At the conclusion of Nathaniel Hawthorne’s The Scarlet Letter we know that the detested Roger Chillingworth, Hester Prynnne's husband, deprived of his revenge, “withered up, shrivelled away and almost vanished from mortal sight,” dying within the year. He did, however, leave Pearl great wealth in his will, allowing her to go to Europe with her mother Hester and make a wealthy marriage.

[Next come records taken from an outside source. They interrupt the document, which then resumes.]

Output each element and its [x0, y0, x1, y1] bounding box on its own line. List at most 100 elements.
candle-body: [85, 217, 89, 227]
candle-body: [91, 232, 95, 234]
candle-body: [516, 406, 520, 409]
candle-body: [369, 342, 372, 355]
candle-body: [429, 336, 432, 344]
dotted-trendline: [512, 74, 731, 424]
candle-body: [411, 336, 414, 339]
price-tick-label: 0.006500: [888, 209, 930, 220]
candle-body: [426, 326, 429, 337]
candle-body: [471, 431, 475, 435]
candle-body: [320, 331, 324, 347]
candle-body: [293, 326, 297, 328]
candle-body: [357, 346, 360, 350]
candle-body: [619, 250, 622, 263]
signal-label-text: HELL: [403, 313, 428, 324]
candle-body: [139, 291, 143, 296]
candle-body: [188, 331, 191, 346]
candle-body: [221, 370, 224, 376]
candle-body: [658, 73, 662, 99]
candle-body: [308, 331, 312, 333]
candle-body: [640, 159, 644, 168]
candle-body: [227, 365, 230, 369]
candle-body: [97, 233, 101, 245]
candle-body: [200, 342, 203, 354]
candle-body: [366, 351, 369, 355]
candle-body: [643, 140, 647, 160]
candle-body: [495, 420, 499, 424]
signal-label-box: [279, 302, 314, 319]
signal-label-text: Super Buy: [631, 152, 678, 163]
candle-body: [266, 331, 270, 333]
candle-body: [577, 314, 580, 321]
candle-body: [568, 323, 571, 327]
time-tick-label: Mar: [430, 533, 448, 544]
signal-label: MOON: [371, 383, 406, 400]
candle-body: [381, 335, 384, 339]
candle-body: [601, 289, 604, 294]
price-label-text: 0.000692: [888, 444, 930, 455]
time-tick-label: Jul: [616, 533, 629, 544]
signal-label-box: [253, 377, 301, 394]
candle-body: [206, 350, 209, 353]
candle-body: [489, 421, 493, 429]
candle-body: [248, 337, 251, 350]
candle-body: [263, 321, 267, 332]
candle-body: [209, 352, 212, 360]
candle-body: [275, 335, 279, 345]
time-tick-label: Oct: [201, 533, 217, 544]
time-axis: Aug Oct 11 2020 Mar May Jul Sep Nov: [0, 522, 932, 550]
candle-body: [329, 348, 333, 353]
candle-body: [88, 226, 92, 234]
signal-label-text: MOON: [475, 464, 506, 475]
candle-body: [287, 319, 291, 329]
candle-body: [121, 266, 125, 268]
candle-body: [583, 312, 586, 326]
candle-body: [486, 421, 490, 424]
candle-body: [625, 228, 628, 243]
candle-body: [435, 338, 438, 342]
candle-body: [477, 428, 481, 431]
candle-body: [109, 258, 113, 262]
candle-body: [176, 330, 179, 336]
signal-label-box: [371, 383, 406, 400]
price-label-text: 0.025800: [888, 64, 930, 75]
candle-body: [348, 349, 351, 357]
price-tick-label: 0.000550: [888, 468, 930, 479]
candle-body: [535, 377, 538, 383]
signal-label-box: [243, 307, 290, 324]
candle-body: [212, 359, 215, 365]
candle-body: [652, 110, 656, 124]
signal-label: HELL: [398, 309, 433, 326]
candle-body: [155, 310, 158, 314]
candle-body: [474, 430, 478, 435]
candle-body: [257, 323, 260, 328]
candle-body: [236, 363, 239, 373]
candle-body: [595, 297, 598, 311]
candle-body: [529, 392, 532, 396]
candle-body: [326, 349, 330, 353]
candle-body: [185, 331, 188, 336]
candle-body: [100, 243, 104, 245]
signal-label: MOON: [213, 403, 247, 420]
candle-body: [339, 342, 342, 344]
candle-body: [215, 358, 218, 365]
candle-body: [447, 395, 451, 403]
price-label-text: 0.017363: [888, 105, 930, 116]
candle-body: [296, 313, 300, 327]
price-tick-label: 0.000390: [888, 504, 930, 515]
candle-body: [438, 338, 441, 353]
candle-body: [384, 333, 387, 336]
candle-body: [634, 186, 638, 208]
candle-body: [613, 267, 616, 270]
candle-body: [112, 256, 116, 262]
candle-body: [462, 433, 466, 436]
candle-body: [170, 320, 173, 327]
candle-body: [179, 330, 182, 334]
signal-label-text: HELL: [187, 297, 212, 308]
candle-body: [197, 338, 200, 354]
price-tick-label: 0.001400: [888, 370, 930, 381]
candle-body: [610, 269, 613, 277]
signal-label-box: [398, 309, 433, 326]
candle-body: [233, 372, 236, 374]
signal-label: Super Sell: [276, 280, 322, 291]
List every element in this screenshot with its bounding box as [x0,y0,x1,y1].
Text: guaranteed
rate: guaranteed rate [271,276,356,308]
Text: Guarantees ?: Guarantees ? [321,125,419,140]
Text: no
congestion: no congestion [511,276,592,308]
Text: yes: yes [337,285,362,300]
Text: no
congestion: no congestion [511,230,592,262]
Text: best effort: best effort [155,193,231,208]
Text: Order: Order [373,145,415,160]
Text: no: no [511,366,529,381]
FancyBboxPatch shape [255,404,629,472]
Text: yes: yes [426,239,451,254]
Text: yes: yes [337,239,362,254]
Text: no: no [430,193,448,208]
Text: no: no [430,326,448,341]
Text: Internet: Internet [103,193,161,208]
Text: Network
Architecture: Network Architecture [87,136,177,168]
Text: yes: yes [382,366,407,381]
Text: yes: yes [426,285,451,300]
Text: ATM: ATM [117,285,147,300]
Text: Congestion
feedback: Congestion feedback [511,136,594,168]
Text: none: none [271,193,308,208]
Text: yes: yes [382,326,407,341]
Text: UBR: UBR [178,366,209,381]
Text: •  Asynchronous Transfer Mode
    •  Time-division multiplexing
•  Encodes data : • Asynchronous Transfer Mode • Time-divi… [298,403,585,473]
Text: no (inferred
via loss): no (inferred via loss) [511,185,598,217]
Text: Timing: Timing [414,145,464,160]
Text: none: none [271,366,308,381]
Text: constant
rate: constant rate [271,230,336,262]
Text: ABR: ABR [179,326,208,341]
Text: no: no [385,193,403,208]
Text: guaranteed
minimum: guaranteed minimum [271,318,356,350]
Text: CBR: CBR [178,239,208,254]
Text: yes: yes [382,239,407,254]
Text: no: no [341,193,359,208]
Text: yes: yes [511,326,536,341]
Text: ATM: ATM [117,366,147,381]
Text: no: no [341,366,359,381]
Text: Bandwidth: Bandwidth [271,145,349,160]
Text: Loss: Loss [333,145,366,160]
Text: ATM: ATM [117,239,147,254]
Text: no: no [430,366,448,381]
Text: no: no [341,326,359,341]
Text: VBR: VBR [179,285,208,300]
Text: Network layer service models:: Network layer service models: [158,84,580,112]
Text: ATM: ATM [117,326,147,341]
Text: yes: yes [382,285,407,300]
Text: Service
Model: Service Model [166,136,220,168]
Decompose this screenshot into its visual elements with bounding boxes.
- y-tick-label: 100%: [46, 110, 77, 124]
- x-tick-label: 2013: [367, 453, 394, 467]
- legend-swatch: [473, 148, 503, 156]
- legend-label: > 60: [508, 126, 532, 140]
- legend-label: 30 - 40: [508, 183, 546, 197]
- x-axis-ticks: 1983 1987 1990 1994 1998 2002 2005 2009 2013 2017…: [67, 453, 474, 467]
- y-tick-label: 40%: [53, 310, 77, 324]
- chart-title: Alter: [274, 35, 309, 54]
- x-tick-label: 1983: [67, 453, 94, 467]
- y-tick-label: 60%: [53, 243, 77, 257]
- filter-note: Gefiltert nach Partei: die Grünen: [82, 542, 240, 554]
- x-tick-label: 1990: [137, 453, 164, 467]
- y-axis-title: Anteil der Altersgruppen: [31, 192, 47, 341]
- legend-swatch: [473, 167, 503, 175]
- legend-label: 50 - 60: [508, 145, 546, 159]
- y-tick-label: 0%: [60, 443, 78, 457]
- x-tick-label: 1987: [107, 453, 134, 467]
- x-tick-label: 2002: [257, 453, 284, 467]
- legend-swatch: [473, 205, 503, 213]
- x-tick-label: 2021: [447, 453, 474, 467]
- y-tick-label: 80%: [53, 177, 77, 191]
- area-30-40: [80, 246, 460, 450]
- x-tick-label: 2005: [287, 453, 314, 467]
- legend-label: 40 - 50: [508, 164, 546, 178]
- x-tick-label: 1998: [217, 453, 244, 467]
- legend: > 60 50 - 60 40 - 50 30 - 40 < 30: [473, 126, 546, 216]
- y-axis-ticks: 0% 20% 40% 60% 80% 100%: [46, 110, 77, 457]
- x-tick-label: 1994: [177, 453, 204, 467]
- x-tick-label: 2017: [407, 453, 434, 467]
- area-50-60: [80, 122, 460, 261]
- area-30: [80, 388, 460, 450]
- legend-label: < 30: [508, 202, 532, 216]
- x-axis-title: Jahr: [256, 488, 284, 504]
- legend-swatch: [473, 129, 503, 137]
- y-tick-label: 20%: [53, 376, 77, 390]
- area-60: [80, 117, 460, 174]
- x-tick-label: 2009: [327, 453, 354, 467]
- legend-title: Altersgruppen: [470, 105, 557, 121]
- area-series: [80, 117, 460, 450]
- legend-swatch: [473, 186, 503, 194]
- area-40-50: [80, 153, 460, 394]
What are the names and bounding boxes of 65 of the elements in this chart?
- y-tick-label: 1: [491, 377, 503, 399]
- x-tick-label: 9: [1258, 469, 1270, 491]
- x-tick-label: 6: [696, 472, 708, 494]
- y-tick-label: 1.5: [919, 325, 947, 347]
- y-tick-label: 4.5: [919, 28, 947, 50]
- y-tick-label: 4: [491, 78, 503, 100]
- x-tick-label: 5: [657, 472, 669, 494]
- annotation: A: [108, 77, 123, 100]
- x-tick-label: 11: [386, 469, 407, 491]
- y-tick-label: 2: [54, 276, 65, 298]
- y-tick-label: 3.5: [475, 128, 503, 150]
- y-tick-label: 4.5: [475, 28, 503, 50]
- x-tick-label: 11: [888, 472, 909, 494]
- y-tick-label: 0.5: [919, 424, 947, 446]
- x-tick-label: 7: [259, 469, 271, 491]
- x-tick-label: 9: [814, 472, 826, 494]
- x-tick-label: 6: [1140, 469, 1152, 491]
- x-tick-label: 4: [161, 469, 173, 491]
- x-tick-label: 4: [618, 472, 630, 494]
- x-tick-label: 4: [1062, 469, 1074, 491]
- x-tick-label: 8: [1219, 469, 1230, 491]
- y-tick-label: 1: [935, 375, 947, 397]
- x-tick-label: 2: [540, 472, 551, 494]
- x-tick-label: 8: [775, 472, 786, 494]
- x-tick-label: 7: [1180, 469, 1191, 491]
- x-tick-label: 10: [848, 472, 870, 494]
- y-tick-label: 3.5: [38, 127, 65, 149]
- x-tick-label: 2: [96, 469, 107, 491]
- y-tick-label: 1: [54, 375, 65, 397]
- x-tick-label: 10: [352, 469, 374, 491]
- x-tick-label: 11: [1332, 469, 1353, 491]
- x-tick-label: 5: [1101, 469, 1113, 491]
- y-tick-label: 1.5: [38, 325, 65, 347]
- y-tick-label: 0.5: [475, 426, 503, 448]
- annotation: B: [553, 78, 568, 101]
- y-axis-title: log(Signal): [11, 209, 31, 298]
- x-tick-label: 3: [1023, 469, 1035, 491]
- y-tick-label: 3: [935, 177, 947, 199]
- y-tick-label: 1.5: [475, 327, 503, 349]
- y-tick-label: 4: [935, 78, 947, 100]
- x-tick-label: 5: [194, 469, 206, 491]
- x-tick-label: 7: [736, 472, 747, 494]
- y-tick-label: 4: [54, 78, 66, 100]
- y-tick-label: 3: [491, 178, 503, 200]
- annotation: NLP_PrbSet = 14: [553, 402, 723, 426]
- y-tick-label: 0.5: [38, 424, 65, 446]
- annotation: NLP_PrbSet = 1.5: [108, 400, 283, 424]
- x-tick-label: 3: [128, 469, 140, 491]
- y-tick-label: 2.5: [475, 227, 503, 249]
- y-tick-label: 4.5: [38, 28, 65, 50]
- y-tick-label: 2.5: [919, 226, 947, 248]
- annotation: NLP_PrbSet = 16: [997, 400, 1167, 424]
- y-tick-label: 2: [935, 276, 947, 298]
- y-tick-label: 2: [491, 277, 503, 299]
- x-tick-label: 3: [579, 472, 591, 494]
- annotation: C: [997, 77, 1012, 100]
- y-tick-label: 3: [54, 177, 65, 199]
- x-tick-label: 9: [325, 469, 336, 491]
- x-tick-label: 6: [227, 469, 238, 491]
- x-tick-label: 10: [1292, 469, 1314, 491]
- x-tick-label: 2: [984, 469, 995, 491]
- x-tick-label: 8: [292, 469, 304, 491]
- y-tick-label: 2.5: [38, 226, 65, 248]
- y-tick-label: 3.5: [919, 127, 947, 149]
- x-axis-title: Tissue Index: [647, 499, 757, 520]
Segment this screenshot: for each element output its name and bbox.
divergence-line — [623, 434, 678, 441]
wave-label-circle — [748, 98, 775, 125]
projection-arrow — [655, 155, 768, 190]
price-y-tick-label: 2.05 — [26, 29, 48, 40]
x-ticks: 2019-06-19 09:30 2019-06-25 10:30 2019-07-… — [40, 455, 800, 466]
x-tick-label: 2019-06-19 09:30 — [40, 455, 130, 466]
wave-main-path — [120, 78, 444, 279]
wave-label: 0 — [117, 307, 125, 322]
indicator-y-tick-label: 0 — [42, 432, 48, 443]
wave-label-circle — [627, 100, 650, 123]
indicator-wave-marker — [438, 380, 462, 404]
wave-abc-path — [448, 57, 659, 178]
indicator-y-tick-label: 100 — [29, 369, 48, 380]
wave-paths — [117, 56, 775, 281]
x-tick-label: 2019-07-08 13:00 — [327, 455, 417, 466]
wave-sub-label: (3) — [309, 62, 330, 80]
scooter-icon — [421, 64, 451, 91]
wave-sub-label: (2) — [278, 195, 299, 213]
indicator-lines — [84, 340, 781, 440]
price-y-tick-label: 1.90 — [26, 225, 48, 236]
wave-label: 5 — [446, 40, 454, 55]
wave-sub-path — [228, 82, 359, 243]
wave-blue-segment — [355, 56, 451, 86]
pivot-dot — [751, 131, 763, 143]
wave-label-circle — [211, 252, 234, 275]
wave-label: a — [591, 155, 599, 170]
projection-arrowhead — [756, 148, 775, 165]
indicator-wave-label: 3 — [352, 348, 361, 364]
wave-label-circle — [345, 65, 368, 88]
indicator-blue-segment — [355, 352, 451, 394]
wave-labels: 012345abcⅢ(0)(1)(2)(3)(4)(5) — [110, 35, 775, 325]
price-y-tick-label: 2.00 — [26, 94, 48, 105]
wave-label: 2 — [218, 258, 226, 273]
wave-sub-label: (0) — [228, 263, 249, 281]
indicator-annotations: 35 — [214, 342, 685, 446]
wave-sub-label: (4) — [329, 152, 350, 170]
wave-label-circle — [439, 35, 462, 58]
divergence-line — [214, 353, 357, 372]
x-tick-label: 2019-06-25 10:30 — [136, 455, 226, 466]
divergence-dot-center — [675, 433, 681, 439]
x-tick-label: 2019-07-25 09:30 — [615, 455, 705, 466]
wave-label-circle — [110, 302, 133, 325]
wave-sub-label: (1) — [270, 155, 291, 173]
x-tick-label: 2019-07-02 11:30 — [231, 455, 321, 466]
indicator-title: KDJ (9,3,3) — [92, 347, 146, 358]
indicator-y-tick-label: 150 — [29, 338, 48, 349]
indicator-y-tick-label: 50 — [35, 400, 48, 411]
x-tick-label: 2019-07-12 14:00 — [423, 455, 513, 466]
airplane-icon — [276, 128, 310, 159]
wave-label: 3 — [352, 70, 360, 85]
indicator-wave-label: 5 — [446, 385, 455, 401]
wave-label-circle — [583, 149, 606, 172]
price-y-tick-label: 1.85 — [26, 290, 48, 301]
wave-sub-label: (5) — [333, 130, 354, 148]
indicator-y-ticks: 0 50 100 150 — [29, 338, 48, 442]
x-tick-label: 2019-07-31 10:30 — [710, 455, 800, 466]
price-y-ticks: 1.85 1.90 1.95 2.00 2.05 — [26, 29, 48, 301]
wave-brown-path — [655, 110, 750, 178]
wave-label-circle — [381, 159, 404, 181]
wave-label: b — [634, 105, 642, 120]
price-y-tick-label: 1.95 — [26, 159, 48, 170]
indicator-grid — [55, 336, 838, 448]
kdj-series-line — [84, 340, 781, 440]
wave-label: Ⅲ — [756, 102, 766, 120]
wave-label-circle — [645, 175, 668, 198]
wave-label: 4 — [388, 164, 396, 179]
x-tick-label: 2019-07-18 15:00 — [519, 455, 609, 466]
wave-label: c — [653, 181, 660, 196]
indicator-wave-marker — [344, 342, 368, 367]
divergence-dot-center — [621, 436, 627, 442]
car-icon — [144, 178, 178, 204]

Eventually returning to her cottage by the sea on the outskirts of Boston, Hester is this time a source of comfort and solace to other women, and resumes wearing the scarlet letter, which becomes a symbol of help. When she dies, she is buried next to Pearl's father Rev. Arthur Dimmesdale, and they share a simple tombstone inscribed "On a field, sable, the letter A gules." Though nobody knows Pearl's fate, we presume — because letters with seals of heraldry arrive for Hester and articles of luxury are found in her cottage — that she married well and had at least one child. In addition, Hester is seen embroidering baby garments – and most un-Puritan-like garments, at that.
Does this scenario portend a schlocky grand-"demon offspring" and a sequel? Most certainly not, but a classic may appeal to our natural inclination to fill in the gaps, account for “the lost years,” chronicle what we think is too open-ended a conclusion – or, for that matter, simply demands our attention because we just can’t seem to leave well enough alone. Into the breach of the Prynne family legend and legacy steps Deborah Noyes who, in 2005’s Angel and Apostle, takes up the dénouement and extends the story – mostly Pearl’s story from childhood into adulthood – from her perspective. And now Paula Reed, in Hester: The Missing Years of the The Scarlet Letter, focuses on mother Prynne as the author follows Hester and Pearl after they depart Boston and ship back over the Atlantic again.
While Angel and Apostle offers an interspersed crash course of such major Scarlet Letter events as Hester's punishment of holding her baby on the scaffold, refusal to name the baby's father, the intervention of the minister to allow Hester to keep her child, and the relationship of the minister with a doctor who connotes evil, it also is written with literary heft, and is beautifully expressive and lyrical in language and style that parallels the Hawthorne tenor and sensibility. In Scarlet Letter, Hester “had wandered, without rule or guidance, into a moral wilderness. Her intellect and heart had their home, as it were, in desert places, where she roamed as freely as the wild Indian in his woods.” Similarly, though more urgently in this case, Angel sees the ostracized seven-year-old Pearl escape the taunts and the abuse from other children, finding a familiar refuge:
It was the Lord's Day, and we were idle — I with the sting of stones at my back, they shrieking like brats possessed. Because I knew that no pack of holy pygmies would brave the wood without master or mother, I ran and ran, willing myself be an otter and the shade be water. How cool it was and dark, my wilderness. How sweetly it repelled them.
It was in these getaways that the willful and free-spirited Pearl meets a young blind boy named Simon Milton, whose dying mother is attended to by Hester. Simon finds an understanding soul in the precocious Pearl, and Pearl finds someone who is accepting of her as she is. It’s a refreshing change from
her tense relationship with her neglectful mother — Pearl’s first memory is of being rescued from sea by Dimmesdale after Hester had cast her off to drown. Noyes is unflinching in presenting such details in matter-of-fact manner.